In September 2003, the spokesman of the newly formed Transitional Government of the Democratic Republic of the Congo, Vital Kamerhe, accused members of the RCD-Goma of fomenting a new rebellion. He based this on a copy of internal RCD-Goma correspondence that had been leaked to the media. The correspondence said President Joseph Kabila was continuing to support the Interahamwe, a group of Rwandan Hutu militias who fled to Congo after having played a major role in the 1994 Rwandan genocide.
On 10 and 11 October 2004, hundreds of mostly young students from primary and secondary schools took to the streets of the city of Kanyabayonga to protest against the increase in crimes against civilians by RCD-Goma forces.
ANC troops violently broke up the demonstration and instituted a reign of terror.

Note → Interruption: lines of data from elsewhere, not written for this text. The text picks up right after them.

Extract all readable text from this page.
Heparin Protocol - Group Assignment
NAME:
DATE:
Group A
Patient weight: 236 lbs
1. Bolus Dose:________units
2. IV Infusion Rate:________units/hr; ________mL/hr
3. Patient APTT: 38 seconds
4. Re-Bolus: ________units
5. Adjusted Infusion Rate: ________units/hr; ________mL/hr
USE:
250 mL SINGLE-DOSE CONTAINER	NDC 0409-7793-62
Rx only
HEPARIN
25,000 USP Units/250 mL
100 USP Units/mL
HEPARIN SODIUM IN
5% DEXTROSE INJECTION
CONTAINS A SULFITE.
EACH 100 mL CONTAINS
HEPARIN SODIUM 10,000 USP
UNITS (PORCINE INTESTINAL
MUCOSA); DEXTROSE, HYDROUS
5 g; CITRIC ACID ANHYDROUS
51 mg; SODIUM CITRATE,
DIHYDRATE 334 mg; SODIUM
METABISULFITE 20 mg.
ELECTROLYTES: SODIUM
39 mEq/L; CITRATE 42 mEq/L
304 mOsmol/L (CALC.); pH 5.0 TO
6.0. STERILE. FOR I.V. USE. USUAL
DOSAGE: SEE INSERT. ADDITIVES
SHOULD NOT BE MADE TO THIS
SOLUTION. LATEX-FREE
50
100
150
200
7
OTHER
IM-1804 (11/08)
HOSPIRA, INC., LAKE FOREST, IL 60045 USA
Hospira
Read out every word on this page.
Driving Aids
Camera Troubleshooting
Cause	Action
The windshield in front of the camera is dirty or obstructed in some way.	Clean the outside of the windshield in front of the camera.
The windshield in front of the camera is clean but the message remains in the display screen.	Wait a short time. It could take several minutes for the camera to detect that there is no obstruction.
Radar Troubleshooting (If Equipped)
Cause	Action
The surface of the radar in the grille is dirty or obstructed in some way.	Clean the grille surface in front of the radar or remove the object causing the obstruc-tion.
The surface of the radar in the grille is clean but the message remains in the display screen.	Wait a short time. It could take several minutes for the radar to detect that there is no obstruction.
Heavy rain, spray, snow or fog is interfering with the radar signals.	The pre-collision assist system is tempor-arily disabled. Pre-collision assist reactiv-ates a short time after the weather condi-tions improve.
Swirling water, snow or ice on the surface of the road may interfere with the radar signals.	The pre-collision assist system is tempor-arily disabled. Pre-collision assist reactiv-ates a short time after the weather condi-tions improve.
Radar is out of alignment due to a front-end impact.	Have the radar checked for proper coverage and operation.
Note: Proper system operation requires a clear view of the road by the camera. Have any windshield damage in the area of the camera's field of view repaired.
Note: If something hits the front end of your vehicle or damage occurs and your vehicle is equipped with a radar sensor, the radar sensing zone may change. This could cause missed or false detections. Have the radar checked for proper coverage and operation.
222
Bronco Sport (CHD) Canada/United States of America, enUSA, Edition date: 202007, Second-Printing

Laurent Nkunda was an officer in the RCD-Goma. In 2003, with the official end of that war, Nkunda joined the new integrated national army of the transitional government as a colonel and was promoted to general in 2004. He soon rejected the authority of the government and retreated with some of the RCD-Goma troops to the Masisi forests in Nord Kivu.
This was the start of the long-running Kivu conflict.
A warrant for Nkunda's arrest on charges of war crimes was issued in September 2005.
In January 2006, his forces attacked and occupied several towns in Rutshuru Territory in North Kivu province including Tongo, Bunagana and Rutshuru. The troops looted the towns and raped or killed civilians who were unable to escape.
In February 2006, Human Rights Watch accused the government of doing nothing to capture Nkunda despite knowing of his location.

==Democratic process==

Under the power-sharing accord that ended the civil war, Kabila remained president, with four vice-presidents.
One vice-president came from Kabila's political movement, one from the unarmed political opposition, one from the rebel Movement for the Liberation of the Congo, backed by Uganda and controlling much of the north of the country, and one from the RCD-Goma. Azarias Ruberwa Manywa, secretary-general of the RCD-Goma, was named his movement's candidate for vice-president in a two-year national transition government.
The RCD-Goma held 94 out of 500 seats in the National Assembly.

Ruberwa ran for President in the July 2006 general elections, coming sixth with only 1.7% of the vote. The RCD won 15 seats in the new 500-seat Assembly.
In the 19 January 2007 Senate elections, the party won seven out of 108 seats.